Deathtrap – Moba Soslu Tower Defense

Zamanında hiç sevmememe rağmen, yıllar içinde tower defense (kule savunması) türündeki oyunlarla çok fazla haşır neşir olmaya başladım. Bunda en büyük pay şüphesiz ki; Kongregate’e ve orada sayısı onları, yüzleri bulan kule savunması oyunlarına aitti.

Ancak oradan tadımı alamamış olacağım ki; yakın dönemde flash oyunu olmayan kule savunması oyunlarını da sıklıkla denemeye başladım. Daha önce tanıtımını yaptığım Orcs Must Die 2  ile eğlence tavan yapmıştı. Tps/Fps + kule savunması olan oyunun aksine, Death Trap dota türü oyunlara oldukça benziyor. Hem multiplay modları, hem karakterin gelişebileceği geniş skill ağaçları, hem de üstten görünüş bu tür oyunları oldukça andırıyor.

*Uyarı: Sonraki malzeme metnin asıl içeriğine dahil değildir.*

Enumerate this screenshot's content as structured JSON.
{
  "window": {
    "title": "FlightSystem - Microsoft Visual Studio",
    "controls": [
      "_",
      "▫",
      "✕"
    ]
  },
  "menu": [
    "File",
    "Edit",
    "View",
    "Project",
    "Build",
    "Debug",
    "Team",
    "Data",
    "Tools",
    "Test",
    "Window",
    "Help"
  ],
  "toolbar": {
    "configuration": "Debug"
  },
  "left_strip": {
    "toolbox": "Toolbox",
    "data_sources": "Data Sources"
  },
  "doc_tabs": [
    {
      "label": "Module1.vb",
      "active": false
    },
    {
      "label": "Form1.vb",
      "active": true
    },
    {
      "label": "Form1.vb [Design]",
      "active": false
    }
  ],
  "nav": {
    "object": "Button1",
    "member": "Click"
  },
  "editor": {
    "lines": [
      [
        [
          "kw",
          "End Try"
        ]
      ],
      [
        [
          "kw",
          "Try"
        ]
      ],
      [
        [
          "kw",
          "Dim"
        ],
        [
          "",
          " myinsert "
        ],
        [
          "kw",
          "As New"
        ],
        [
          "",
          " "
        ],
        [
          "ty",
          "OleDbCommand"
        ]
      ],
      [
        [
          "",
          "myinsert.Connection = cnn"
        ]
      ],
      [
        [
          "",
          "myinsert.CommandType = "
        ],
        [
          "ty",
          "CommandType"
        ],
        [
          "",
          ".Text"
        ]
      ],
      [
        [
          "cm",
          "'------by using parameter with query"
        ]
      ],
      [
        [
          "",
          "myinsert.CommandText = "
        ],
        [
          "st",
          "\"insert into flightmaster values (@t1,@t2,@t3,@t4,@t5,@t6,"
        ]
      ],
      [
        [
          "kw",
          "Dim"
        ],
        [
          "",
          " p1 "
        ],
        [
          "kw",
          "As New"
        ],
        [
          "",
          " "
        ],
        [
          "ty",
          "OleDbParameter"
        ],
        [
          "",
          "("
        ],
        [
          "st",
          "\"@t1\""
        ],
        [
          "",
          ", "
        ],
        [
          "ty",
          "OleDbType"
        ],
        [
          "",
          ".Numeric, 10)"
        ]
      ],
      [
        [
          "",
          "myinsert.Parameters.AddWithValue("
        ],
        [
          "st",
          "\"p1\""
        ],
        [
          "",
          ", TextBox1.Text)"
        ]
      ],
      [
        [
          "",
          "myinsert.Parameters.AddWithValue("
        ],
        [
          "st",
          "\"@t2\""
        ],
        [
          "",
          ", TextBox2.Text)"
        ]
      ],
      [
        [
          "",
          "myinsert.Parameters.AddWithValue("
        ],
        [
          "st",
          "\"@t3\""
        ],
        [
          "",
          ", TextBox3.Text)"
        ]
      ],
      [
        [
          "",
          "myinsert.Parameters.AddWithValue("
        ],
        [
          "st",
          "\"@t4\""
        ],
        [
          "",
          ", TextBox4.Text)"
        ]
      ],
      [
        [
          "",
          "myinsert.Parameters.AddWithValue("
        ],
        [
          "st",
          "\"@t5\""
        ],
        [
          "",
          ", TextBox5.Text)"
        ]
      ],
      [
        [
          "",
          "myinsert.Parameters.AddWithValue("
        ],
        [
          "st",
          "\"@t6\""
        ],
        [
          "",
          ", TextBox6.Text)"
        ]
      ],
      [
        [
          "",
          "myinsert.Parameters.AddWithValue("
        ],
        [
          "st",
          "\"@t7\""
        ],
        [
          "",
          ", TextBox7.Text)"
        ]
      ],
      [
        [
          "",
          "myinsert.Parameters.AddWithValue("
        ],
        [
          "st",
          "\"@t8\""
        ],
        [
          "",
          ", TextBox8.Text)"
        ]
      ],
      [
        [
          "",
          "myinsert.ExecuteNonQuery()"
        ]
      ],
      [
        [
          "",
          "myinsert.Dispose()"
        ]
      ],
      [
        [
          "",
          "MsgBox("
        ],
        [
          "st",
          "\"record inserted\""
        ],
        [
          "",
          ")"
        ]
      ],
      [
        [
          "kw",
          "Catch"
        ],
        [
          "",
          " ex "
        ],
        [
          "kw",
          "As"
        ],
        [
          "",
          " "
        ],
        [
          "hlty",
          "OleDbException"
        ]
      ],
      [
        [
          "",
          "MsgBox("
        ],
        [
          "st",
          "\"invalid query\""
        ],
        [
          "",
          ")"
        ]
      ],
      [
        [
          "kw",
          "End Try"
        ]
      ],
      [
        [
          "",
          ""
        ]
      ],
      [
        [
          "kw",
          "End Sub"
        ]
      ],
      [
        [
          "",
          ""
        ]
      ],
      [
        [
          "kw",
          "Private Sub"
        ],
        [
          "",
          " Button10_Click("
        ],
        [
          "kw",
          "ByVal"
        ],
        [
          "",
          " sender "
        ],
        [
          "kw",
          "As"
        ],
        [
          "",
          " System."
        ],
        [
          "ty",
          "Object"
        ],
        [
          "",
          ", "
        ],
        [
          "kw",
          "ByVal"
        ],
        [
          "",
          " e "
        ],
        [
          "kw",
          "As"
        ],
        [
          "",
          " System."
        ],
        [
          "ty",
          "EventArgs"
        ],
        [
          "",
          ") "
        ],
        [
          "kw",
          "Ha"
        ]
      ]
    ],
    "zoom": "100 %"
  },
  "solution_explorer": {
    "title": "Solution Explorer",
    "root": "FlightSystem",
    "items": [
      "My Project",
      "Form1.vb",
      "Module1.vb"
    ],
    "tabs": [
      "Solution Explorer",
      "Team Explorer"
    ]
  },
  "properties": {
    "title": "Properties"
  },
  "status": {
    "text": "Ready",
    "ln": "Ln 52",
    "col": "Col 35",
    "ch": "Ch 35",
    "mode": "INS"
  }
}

Tuzakları koyabileceğiniz yerler belli, bu yüzden belli noktalara onlarca tuzağı yığıp sonradan izlemiyorsunuz.

Tuzakları koyabileceğiniz yerler belli, bu yüzden belli noktalara onlarca tuzağı yığıp sonradan izlemiyorsunuz.

Oyuna başlarken üç karakterden birini seçiyorsunuz. Bunların biri menzilli silahlar, görünmezlik, hızlı hareket ve zehir saldırıları yapan “rogue” türünde bir karakter. İkincisi dayanıklı, yakın dövüşte etkili, alan etkili saldırıları olan ve hızlı iyileşen “warrior” diyebileceğimiz bir adam. Sonuncusu ise elemantal büyüler yapan, basitçe “wizard” bir karakter. Bütün bu karakterlerin oynanışları da, yetenekleri de birbirlerinden çok farklı. Hepsiyle oynarken farklı bir oyun deneyimi yaşamanız kaçınılmaz oluyor.

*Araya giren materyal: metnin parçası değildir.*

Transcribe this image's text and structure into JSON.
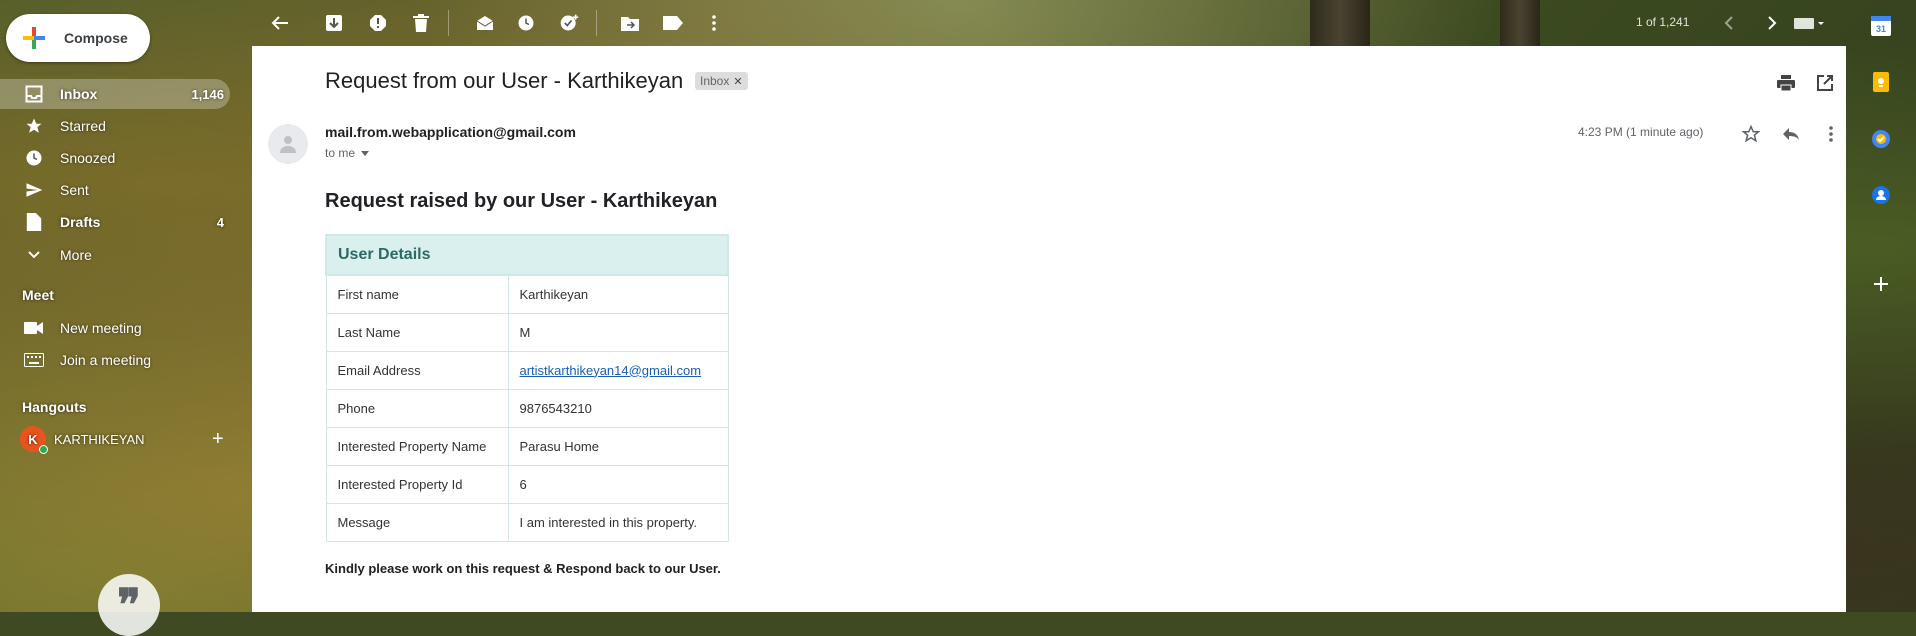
{
  "compose": {
    "label": "Compose"
  },
  "nav": {
    "items": [
      {
        "label": "Inbox",
        "count": "1,146",
        "icon": "inbox-icon"
      },
      {
        "label": "Starred",
        "count": "",
        "icon": "star-icon"
      },
      {
        "label": "Snoozed",
        "count": "",
        "icon": "clock-icon"
      },
      {
        "label": "Sent",
        "count": "",
        "icon": "send-icon"
      },
      {
        "label": "Drafts",
        "count": "4",
        "icon": "draft-icon"
      },
      {
        "label": "More",
        "count": "",
        "icon": "chevron-down-icon"
      }
    ]
  },
  "meet": {
    "title": "Meet",
    "new_meeting": "New meeting",
    "join_meeting": "Join a meeting"
  },
  "hangouts": {
    "title": "Hangouts",
    "user_initial": "K",
    "user_name": "KARTHIKEYAN"
  },
  "toolbar": {
    "count": "1 of 1,241"
  },
  "message": {
    "subject": "Request from our User - Karthikeyan",
    "label": "Inbox",
    "sender": "mail.from.webapplication@gmail.com",
    "to": "to me",
    "timestamp": "4:23 PM (1 minute ago)",
    "heading": "Request raised by our User - Karthikeyan",
    "table_title": "User Details",
    "rows": [
      {
        "field": "First name",
        "value": "Karthikeyan"
      },
      {
        "field": "Last Name",
        "value": "M"
      },
      {
        "field": "Email Address",
        "value": "artistkarthikeyan14@gmail.com"
      },
      {
        "field": "Phone",
        "value": "9876543210"
      },
      {
        "field": "Interested Property Name",
        "value": "Parasu Home"
      },
      {
        "field": "Interested Property Id",
        "value": "6"
      },
      {
        "field": "Message",
        "value": "I am interested in this property."
      }
    ],
    "footer": "Kindly please work on this request & Respond back to our User."
  },
  "rail": {
    "calendar_day": "31"
  },
  "colors": {
    "accent_blue": "#1a73e8",
    "table_header_bg": "#daf0ee",
    "table_header_text": "#2d6a66",
    "avatar_orange": "#e8541f"
  }
}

Tercihinizi yaptıktan sonra, oyunun menüsüne geliyorsunuz. Her haritayı oynadıktan sonra bir sonraki haritaya geçiş hakkı kazanıyorsunuz. Çoğu tower defense oyununda olduğu gibi, o haritayı kaç yıldızla geçtiğinize göre tecrübe puanı, karakterinize yatırım yapabileceğiniz skill puanı ya da tuzakları güçlendirebileceğiniz tuzak puanı kazanıyorsunuz. Haritaları daha zorda bitirirseniz doğal olarak daha fazla puan alıyorsunuz.

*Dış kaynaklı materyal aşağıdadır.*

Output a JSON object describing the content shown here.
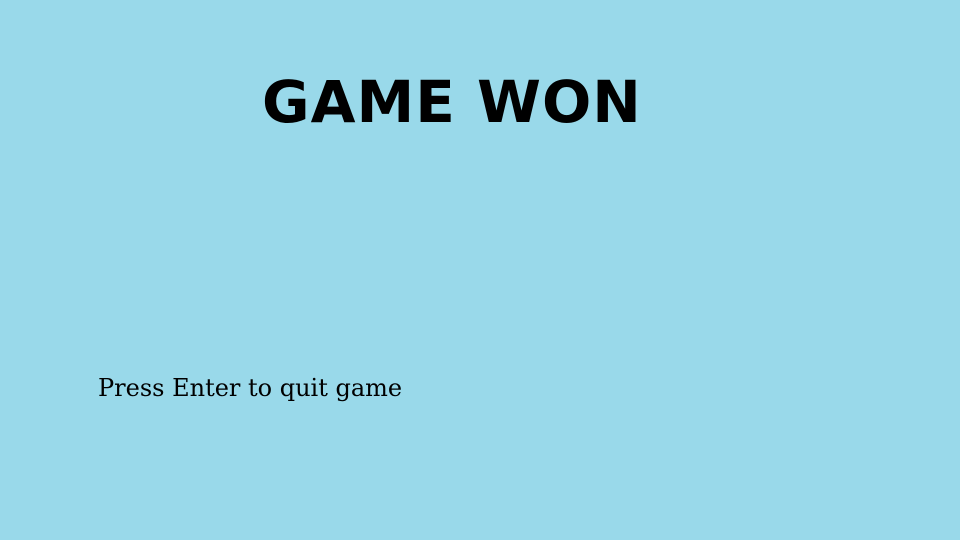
{
  "screen": {
    "title": "GAME WON",
    "prompt": "Press Enter to quit game"
  },
  "colors": {
    "background": "#99d9ea",
    "text": "#000000"
  }
}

Ayrıca eşya alıp satabileceğiniz ve oyunda bulduğunuz formüllerden yeni eşyalar yaratabileceğiniz birer ekran daha bulunuyor.

Tuzaklar ise yer ve kule tuzakları olarak ikiye, bir de mekanik ve mistik olarak tekrar ikiye ayrılıyor. Böylelikle temel olarak dört tipte tuzak olsa da, bunların beşer alt çeşidi daha olunca, elinizde toplam yirmi farklı tuzak oluyor. Doğal olarak bazı tuzak tipleri, doğru skillerle kombine edilirse, karakterlerde daha efektif olabiliyorlar. Bu da oyun sürenizi de, tekrar oynanabilirliği de ciddi bir şekilde arttırıyor.

Tuzakların bazılarını kullanabilmek için bazı ön gereksinimler olabiliyor.

Tuzakların bazılarını kullanabilmek için bazı ön gereksinimler olabiliyor.

Fakat oyunun esas güzelliği; tüm haritaları öyle ya da böyle (kaç yıldızla bitirdiğiniz önemli değil) bitirdikten sonra ortaya çıkıyor. Karakterinizde sürüyle yeni yetenek açılıyor ve her haritanın ikinci ya da üçüncü tier modlarını (farklı zorluk değil, aynı haritanın farklı bir şekli) açıyorsunuz. Ayrıca haritalarda, zorluğunu kendinizin belirlediği campaign modlar da açılıyor. Kısacası oyun bittikten sonra, bambaşka ve daha detaylı bir oyun daha size sunuluyor. Bu da şüphesiz oyunun hem en büyük sürprizi, hem de oynanabilirliği arttıran bir konu olarak karşımıza çıkıyor.